Right from the start, there is a wonderful longing to be heard in the music that Myles Cochran makes. You hear a nostalgic yearning for the big skies of American, the place he first called home, but also for the more intimate landscapes of his adopted UK place of residence. But the traditional sounds of the two places have never been far apart and in his songs, you find a wonderful blend of drifting Celtic romanticism, British folk traditions and the roots sounds that were fuelled by Old World travellers washing up on New World shores.

But what really sets his music apart from any number of troubadours and buskers working in the same sonic realms is the treatment and tricks which he applies to the music. The result is a sound which comes through the sort of filter of which Brian Eno or Mark Hollis would definitly have approved. A drifting, ambient and unusual soundscape, one which drapes his deft and delicate guitar work in hauntingly beautiful tones, gossamer layers which soften the edges and add airs of mystique and melancholy.

It comes as no surprise to find that he is often found working with and playing the guitar for Brona McVittie, an artist who similarly pushes her own Irish musical heritage through similar ambient prisms and indie-folk filters.

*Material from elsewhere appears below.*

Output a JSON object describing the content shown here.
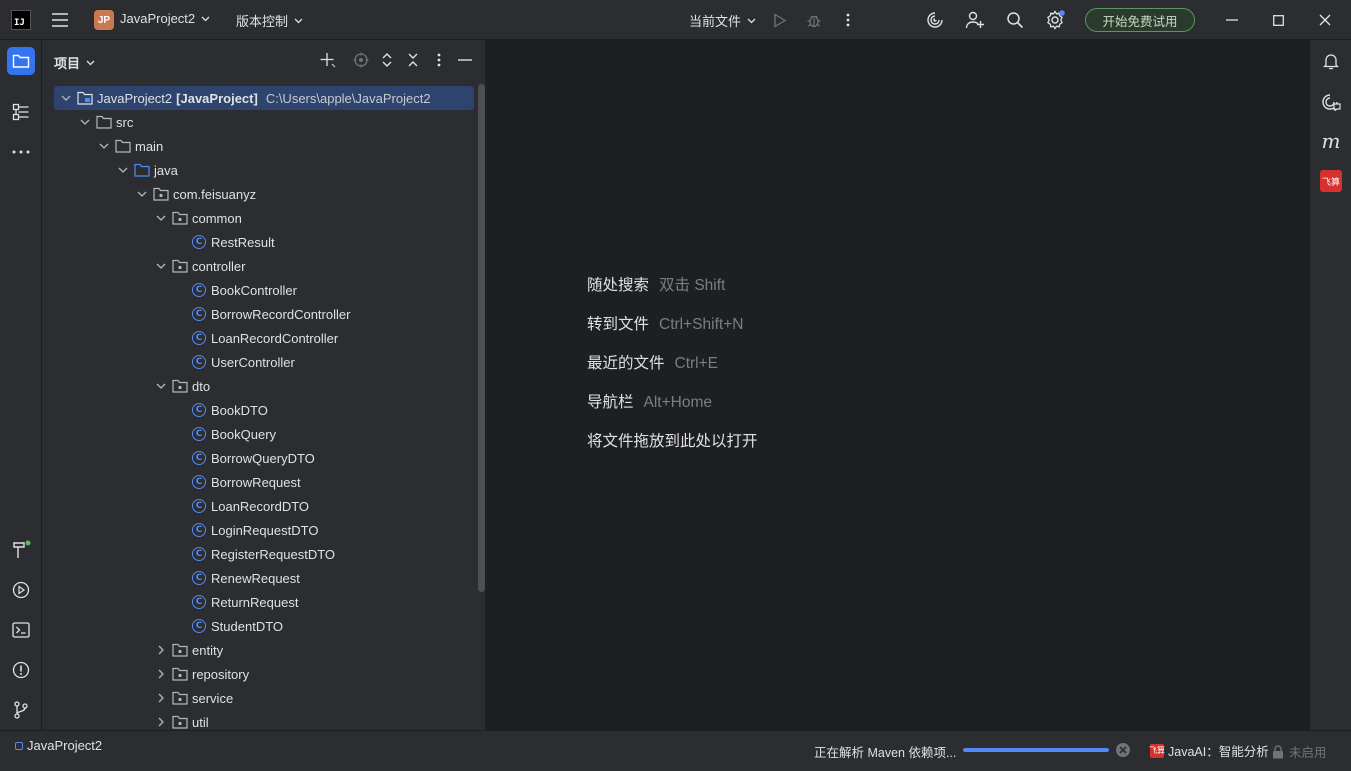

Unsung (referencing the fact that this is a purely instrumental album) often feels like a soundtrack to a film that you have always been meaning to watch. Its lack of lyrics means that it speaks to you in other ways, bypassing the logic of the head and heading straight to the heart…perhaps even the very soul.

It is music which almost demands that a film be made for it to live in. Maybe such albums could spark a new way of approaching the film/music counterpoint. Rather than music being added after a film has been made, rather, filmmakers find albums that intrigue them and then work out what the accompanying film might be. If that ever happens, Myles Cochran’s work should be first in the queue.